Holger Zinke: Wie man eine Gentech-Firma auf Kiel legt
Von einem Biologen, der auszog, Unternehmer zu werden. Wer sich unmittelbar nach der Hochschule selbständig macht, kann sich des Lobs von Sonntagsrednern sicher sein. Aber um im Business erfolgreich zu sein, reicht Wagemut allein noch lange nicht.

Zwingenberg an der Bergstraße – im Keller eines Fabrikgebäudes. Holger Zinke zieht die Abdeckfolie weg, und eine Kiste, gefüllt mit Erde, kommt zum Vorschein. Erst auf den zweiten Blick erkenne ich, daß darin Champignons reifen. „Davon ernähren sich unsere 24 Mitarbeiter“, sagt Zinke augenzwinkernd. Jetzt endlich, zum Abschluß eines langen Nachmittags, bekomme ich handfeste Biologie zu Gesicht. Dabei halte ich mich seit Stunden in der Biotechnologiefirma „Brain“ auf. Chromatographen, Computer, Fermenter, Pipetier-Roboter, Schüttelgeräte, Rührwerke und einige Menschen, die sich an diesen Einrichtungen zu schaffen machen, ist das, was sonst bei Brain zu sehen ist.
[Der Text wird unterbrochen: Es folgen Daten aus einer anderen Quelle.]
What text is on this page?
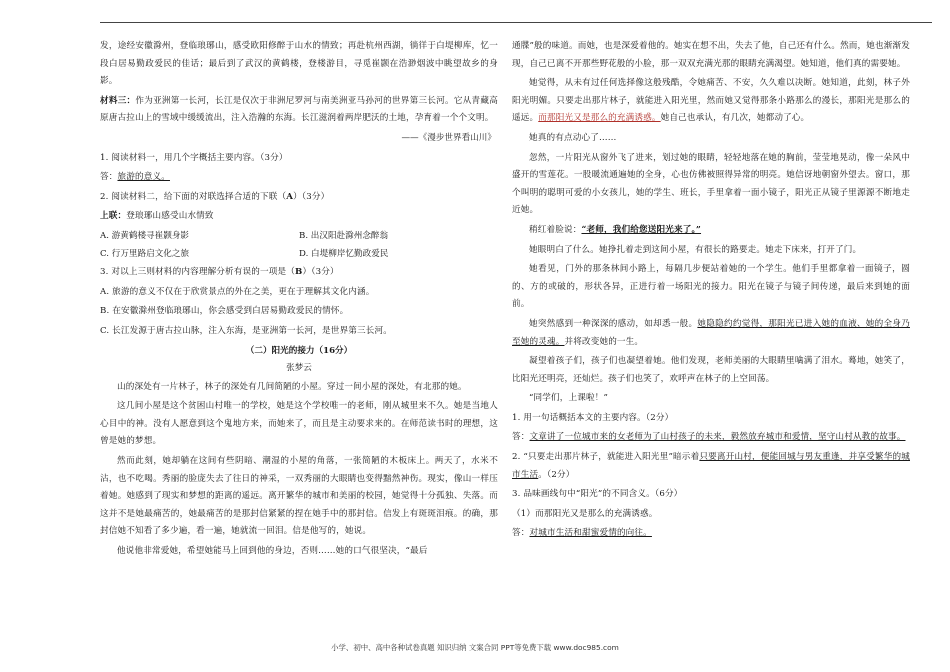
发，途经安徽滁州，登临琅琊山，感受欧阳修醉于山水的情致；再赴杭州西湖，徜徉于白堤柳库，忆一段白居易勤政爱民的佳话；最后到了武汉的黄鹤楼，登楼游目，寻觅崔颢在浩渺烟波中眺望故乡的身影。

材料三：作为亚洲第一长河，长江是仅次于非洲尼罗河与南美洲亚马孙河的世界第三长河。它从青藏高原唐古拉山上的雪域中缓缓流出，注入浩瀚的东海。长江滋润着两岸肥沃的土地，孕育着一个个文明。

——《漫步世界看山川》

1. 阅读材料一，用几个字概括主要内容。（3分）

答：旅游的意义。

2. 阅读材料二，给下面的对联选择合适的下联（A）（3分）

上联：登琅琊山感受山水情致

A. 游黄鹤楼寻崔颢身影	B. 出汉阳赴滁州念醉翁

C. 行万里路启文化之旅	D. 白堤柳岸忆勤政爱民

3. 对以上三则材料的内容理解分析有误的一项是（B）（3分）

A. 旅游的意义不仅在于欣赏景点的外在之美，更在于理解其文化内涵。

B. 在安徽滁州登临琅琊山，你会感受到白居易勤政爱民的情怀。

C. 长江发源于唐古拉山脉，注入东海，是亚洲第一长河，是世界第三长河。

（二）阳光的接力（16分）

张梦云

山的深处有一片林子，林子的深处有几间简陋的小屋。穿过一间小屋的深处，有北那的她。

这几间小屋是这个贫困山村唯一的学校，她是这个学校唯一的老师，刚从城里来不久。她是当地人心目中的神。没有人愿意到这个鬼地方来，而她来了，而且是主动要求来的。在师范读书时的理想，这曾是她的梦想。

然而此刻，她却躺在这间有些阴暗、潮湿的小屋的角落，一张简陋的木板床上。两天了，水米不沾，也不吃喝。秀丽的脸庞失去了往日的神采，一双秀丽的大眼睛也变得黯然神伤。现实，像山一样压着她。她感到了现实和梦想的距离的遥远。离开繁华的城市和美丽的校园，她觉得十分孤独、失落。而这并不是她最痛苦的，她最痛苦的是那封信紧紧的捏在她手中的那封信。信发上有斑斑泪痕。的确，那封信她不知看了多少遍，看一遍，她就流一回泪。信是他写的，她说。

他说他非常爱她，希望她能马上回到他的身边，否则……她的口气很坚决，“最后

通牒”般的味道。而她，也是深爱着他的。她实在想不出，失去了他，自己还有什么。然而，她也渐渐发现，自己已离不开那些野花般的小脸，那一双双充满光那的眼睛充满渴望。她知道，他们真的需要她。

她觉得，从未有过任何选择像这般残酷，令她痛苦、不安，久久难以决断。她知道，此刻，林子外阳光明媚。只要走出那片林子，就能进入阳光里，然而她又觉得那条小路那么的漫长，那阳光是那么的遥远。而那阳光又是那么的充满诱惑。她自己也承认，有几次，她都动了心。

她真的有点动心了……

忽然，一片阳光从窗外飞了进来，划过她的眼睛，轻轻地落在她的胸前，莹莹地晃动，像一朵风中盛开的雪莲花。一股暖流通遍她的全身，心也仿佛被照得异常的明亮。她信讶地朝窗外望去。窗口，那个叫明的聪明可爱的小女孩儿，她的学生、班长，手里拿着一面小镜子，阳光正从镜子里源源不断地走近她。

稍红着脸说：“老师，我们给您送阳光来了。”

她眼明白了什么。她挣扎着走到这间小屋，有很长的路要走。她走下床来，打开了门。

她看见，门外的那条林间小路上，每隔几步便站着她的一个学生。他们手里都拿着一面镜子，圆的、方的或破的，形状各异，正进行着一场阳光的接力。阳光在镜子与镜子间传递，最后来到她的面前。

她突然感到一种深深的感动，如却悉一般。她隐隐约约觉得，那阳光已进入她的血液、她的全身乃至她的灵魂。并将改变她的一生。

凝望着孩子们，孩子们也凝望着她。他们发现，老师美丽的大眼睛里噙满了泪水。蓦地，她笑了，比阳光还明亮，还灿烂。孩子们也笑了，欢呼声在林子的上空回荡。

“同学们，上课啦！”

1. 用一句话概括本文的主要内容。（2分）

答：文章讲了一位城市来的女老师为了山村孩子的未来，毅然放弃城市和爱情，坚守山村从教的故事。

2. “只要走出那片林子，就能进入阳光里”暗示着只要离开山村，便能回城与男友重逢，并享受繁华的城市生活。（2分）

3. 品味画线句中“阳光”的不同含义。（6分）

（1）而那阳光又是那么的充满诱惑。

答：对城市生活和甜蜜爱情的向往。

小学、初中、高中各种试卷真题 知识归纳 文案合同 PPT等免费下载 www.doc985.com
Geld verdient die Firma, indem ihre Mitarbeiter etablierten Pharma-Unternehmen mit biotechnologischem Know-how weiterhelfen – etwa durch Spezialuntersuchungen, die in der Frühphase jeder Medikamententwicklung nötig sind.

Brain arbeitet mit dem Handicap vieler High-Tech-Firmen. Kaum jemand vermag zu erkennen, was sich in den Arbeitsräumen abspielt. Dr. Holger Zinke, der 35jährige Geschäftsführer, hat selbst erfahren, daß eine solche Arbeitswelt „professionellen Kritikern höchst willkommen ist, um Ängste zu schüren“, wie er sagt. Im Winter 1995/96, als das damals zweieinhalb Jahre alte Unternehmen aus Räumen der TU Darmstadt nach Zwingenberg ziehen wollte, gab es Vorhaltungen, Anfeindungen, Grabenkämpfe: Zinke&Co wurden von Gentechnik-Gegnern zu Helfershelfern der Euthanasie degradiert, der Produktion biologischer Kampfstoffe angeklagt, einer Technologie zugeordnet, die so verheerende Folgen wie die Kernspaltung habe.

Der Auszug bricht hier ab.